The CPU is nearing completion but still under development. The following components have been implemented:
- A 9-stage pipeline.
- PC and branching logic.
- Instruction fetch.
- Decode.
- Register fetch.
- Execute.
- Data read/write logic (scalar and vector).
- Register write-back.
- Operand forwarding.
- The integer ALU.
- Supports all packed and unpacked integer ALU operations.
- All ALU operations finish in one cycle.
- A pipelined (three-cycle) integer multiply unit.
- Supports all packed and unpacked integer multiplication operations.
- A semi-pipelined integer and floating point division unit.
- The integer division pipeline is 3 stages long, while the floating point division pipeline is 4 stages long.
- 32-bit division: 15/12 cycles stall (integer/float).
- 2 x 16-bit division: 7/5 cycles stall (integer/float).
- 4 x 8-bit division: 3/2 cycles stall (integer/float).
- A pipelined (two-cycle) Saturating Arithmetic Unit (SAU).
- Supports all packed and unpacked saturating and halving arithmetic instructions.
- An IEEE 754 compliant(ish) FPU.
- The following single-cycle FPU instructions are implemented:
- FMIN, FMAX
- FSEQ, FSNE, FSLT, FSLE, FSUNORD, FSORD
- The following three-cycle FPU instructions are implemented:
- ITOF, UTOF, FTOI, FTOU, FTOIR, FTOUR
- The following four-cycle FPU instructions are implemented:
- FADD, FSUB, FMUL
- Both packed and unpacked FPU operations are implemented.
- The following single-cycle FPU instructions are implemented:
- The scalar register file.
- There are three read ports and one write port.
- The vector register file.
- There are two read ports and one write port.
- Each vector register has 16 elements (configurable).
- An address generation unit (AGU).
- The AGU supports all addressing modes.
- Branch prediction and correction.
- A direct mapped 2-bit dynamic branch predictor (512 entries, configurable).

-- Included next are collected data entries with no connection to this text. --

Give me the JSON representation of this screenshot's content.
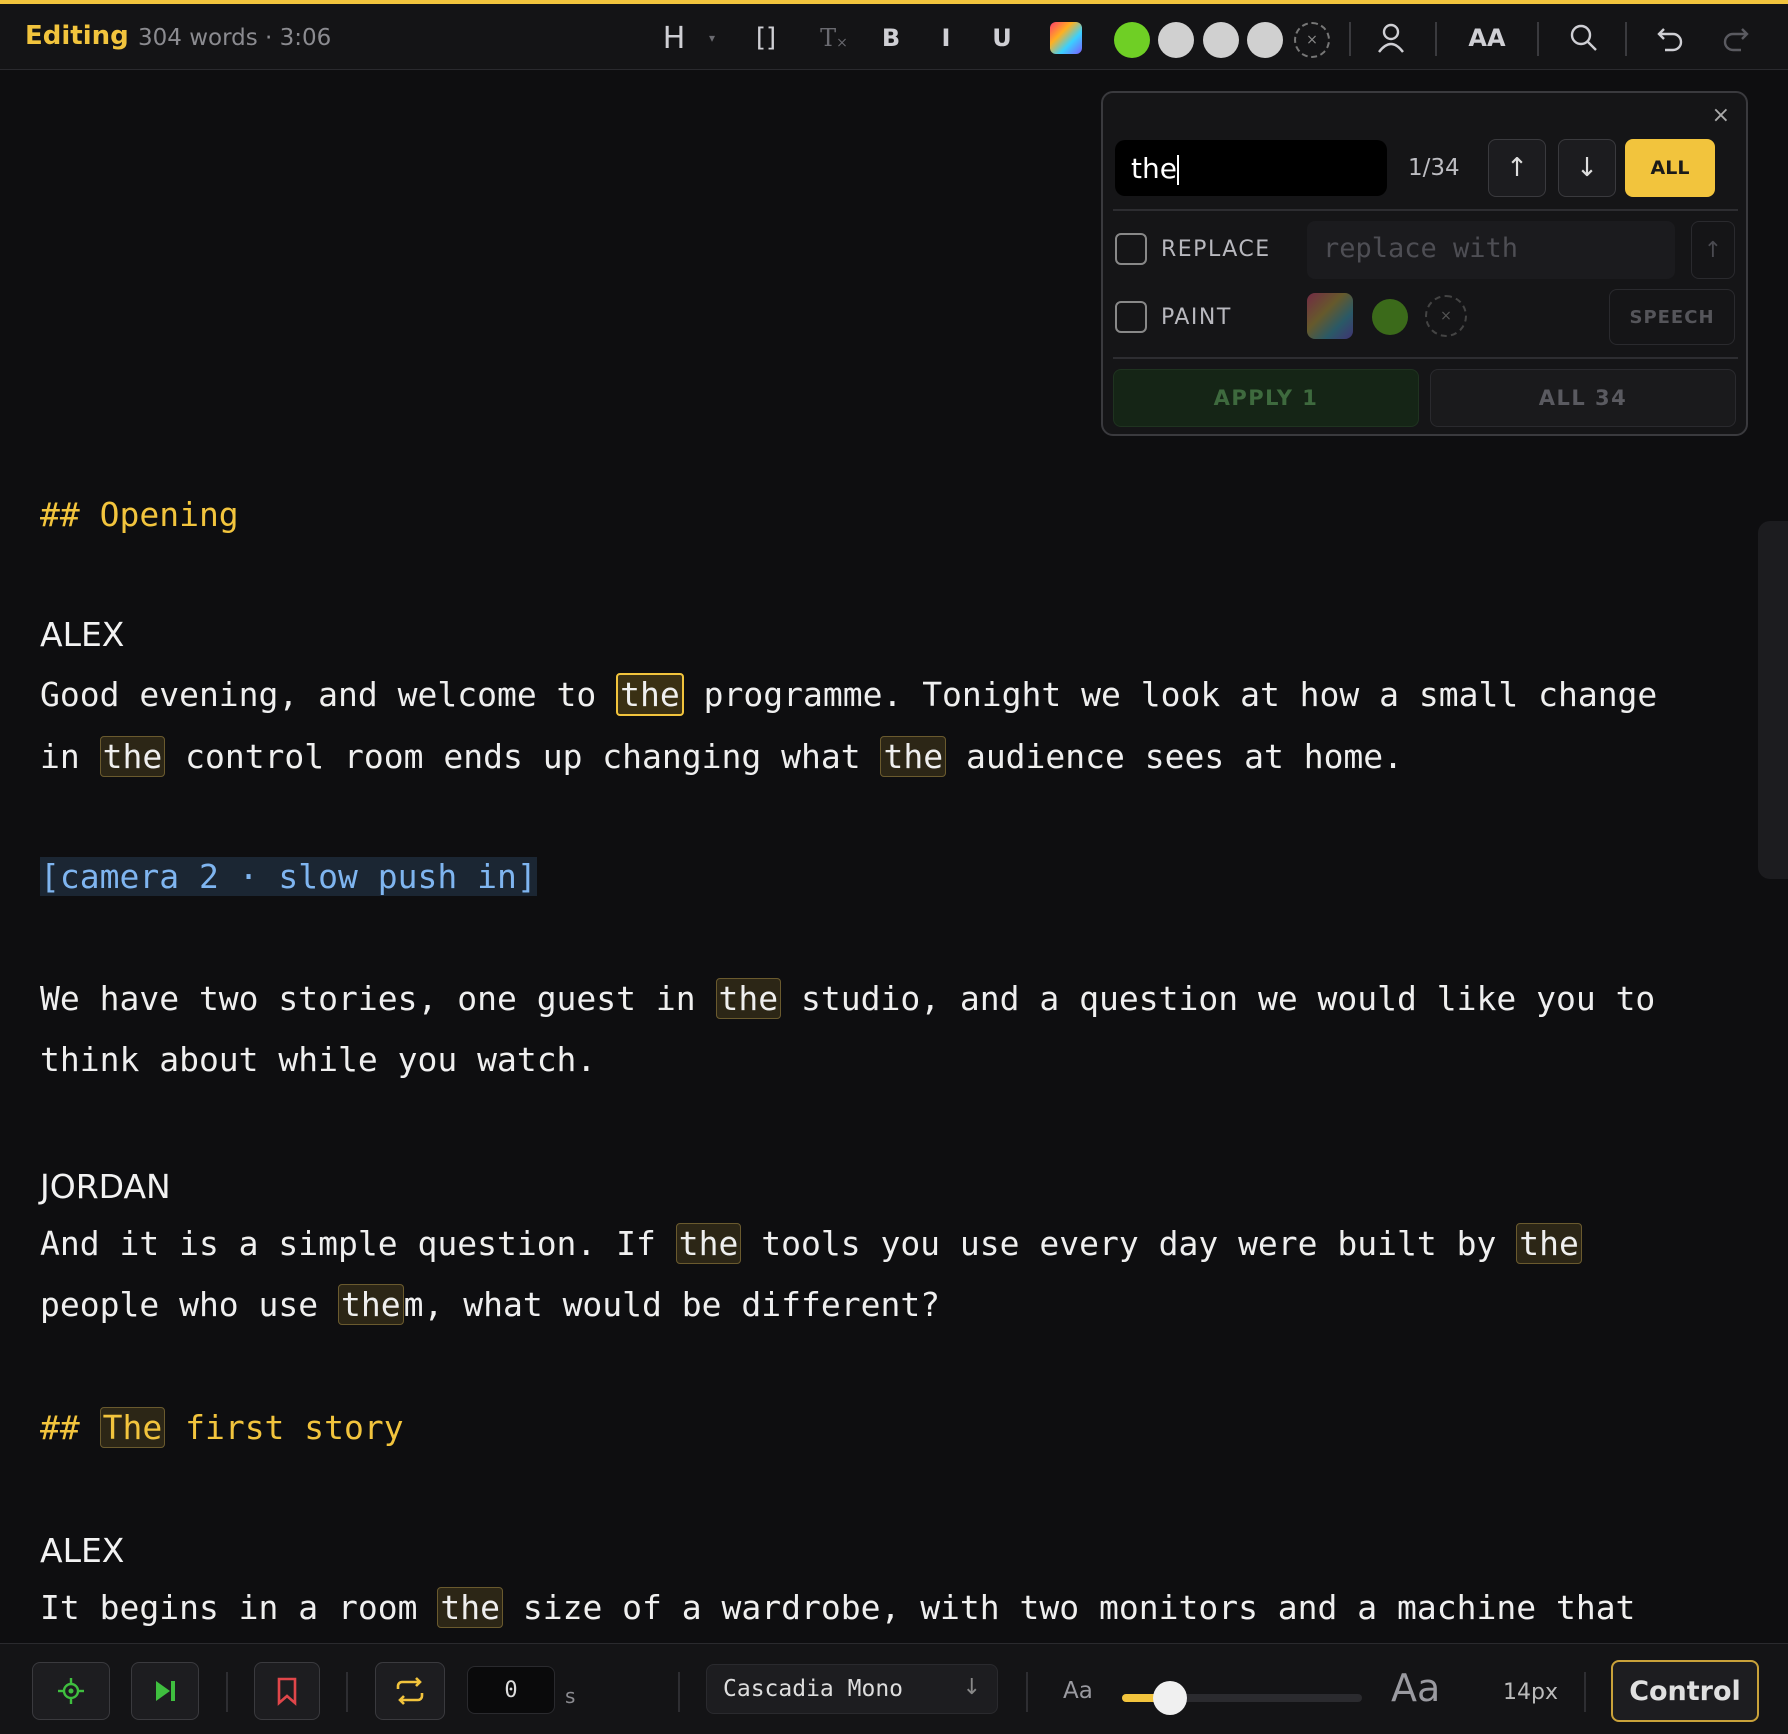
{
  "topbar": {
    "mode": "Editing",
    "stats": "304 words · 3:06",
    "heading_btn": "H",
    "bracket_btn": "[]",
    "clear_format_btn": "T",
    "bold_btn": "B",
    "italic_btn": "I",
    "underline_btn": "U",
    "case_btn": "AA",
    "color_dots": [
      "#6fcf25",
      "#d0d0d0",
      "#d0d0d0",
      "#d0d0d0"
    ]
  },
  "find": {
    "query": "the",
    "count": "1/34",
    "prev_label": "↑",
    "next_label": "↓",
    "all_label": "ALL",
    "replace_label": "REPLACE",
    "replace_placeholder": "replace with",
    "paint_label": "PAINT",
    "speech_label": "SPEECH",
    "apply_one_label": "APPLY 1",
    "apply_all_label": "ALL 34",
    "close_label": "×"
  },
  "script": {
    "heading_opening": "## Opening",
    "speaker_alex_1": "ALEX",
    "alex_1_l1": [
      "Good evening, and welcome to ",
      "the",
      " programme. Tonight we look at how a small change"
    ],
    "alex_1_l2": [
      "in ",
      "the",
      " control room ends up changing what ",
      "the",
      " audience sees at home."
    ],
    "cue_1": "[camera 2 · slow push in]",
    "para_2_l1": [
      "We have two stories, one guest in ",
      "the",
      " studio, and a question we would like you to"
    ],
    "para_2_l2": "think about while you watch.",
    "speaker_jordan": "JORDAN",
    "jordan_l1": [
      "And it is a simple question. If ",
      "the",
      " tools you use every day were built by ",
      "the"
    ],
    "jordan_l2": [
      "people who use ",
      "the",
      "m, what would be different?"
    ],
    "heading_first_prefix": "## ",
    "heading_first_match": "The",
    "heading_first_rest": " first story",
    "speaker_alex_2": "ALEX",
    "alex_2_l1": [
      "It begins in a room ",
      "the",
      " size of a wardrobe, with two monitors and a machine that"
    ]
  },
  "bottombar": {
    "offset_value": "0",
    "offset_unit": "s",
    "font_name": "Cascadia Mono",
    "font_arrow": "↓",
    "aa_small": "Aa",
    "aa_big": "Aa",
    "size_label": "14px",
    "font_size_level": 0.2,
    "control_label": "Control"
  },
  "colors": {
    "accent": "#f2c43d",
    "heading": "#f2c43d",
    "cue": "#7fb5f0",
    "green_action": "#3fbf3f",
    "bookmark_red": "#e0464a"
  }
}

- A return address stack predictor (16 entries, configurable).
- The branch misprediction penalty is 3 cycles (a correctly predicted branch incurs no penalty).
- A direct mapped instruction cache.
- Two 32-bit Wishbone (B4 pipelined) interfaces to the memory.
- Instruction and data requests have separate Wishbone interfaces.
- One memory request can be completed every cycle per interface.
TODO: Data cache, interrupt logic.
The aim is for the MRISC32-A1 to implement the complete MRISC32 ISA, which means that it is a fairly large design (including an FPU, hardware multiplication and division, packed operations, etc).
If the design is too large or complex for a certain target chip (FPGA), it is possible to disable many features via T_CORE_CONFIG
(see config.vhd). E.g. setting HAS_MUL
to false
will disable support for hardware multiplication.
It is also possible to change the vector register size by chaging the value of C_LOG2_VEC_REG_ELEMENTS
(4 means 16 elements, 5 means 32 elements, 8 means 256 elements, and so on).
The MRISC32-A1 can issue one operation per clock cycle.
When synthesized against an Intel Cyclone V FPGA, the maximum running frequency is close to 100 MHz.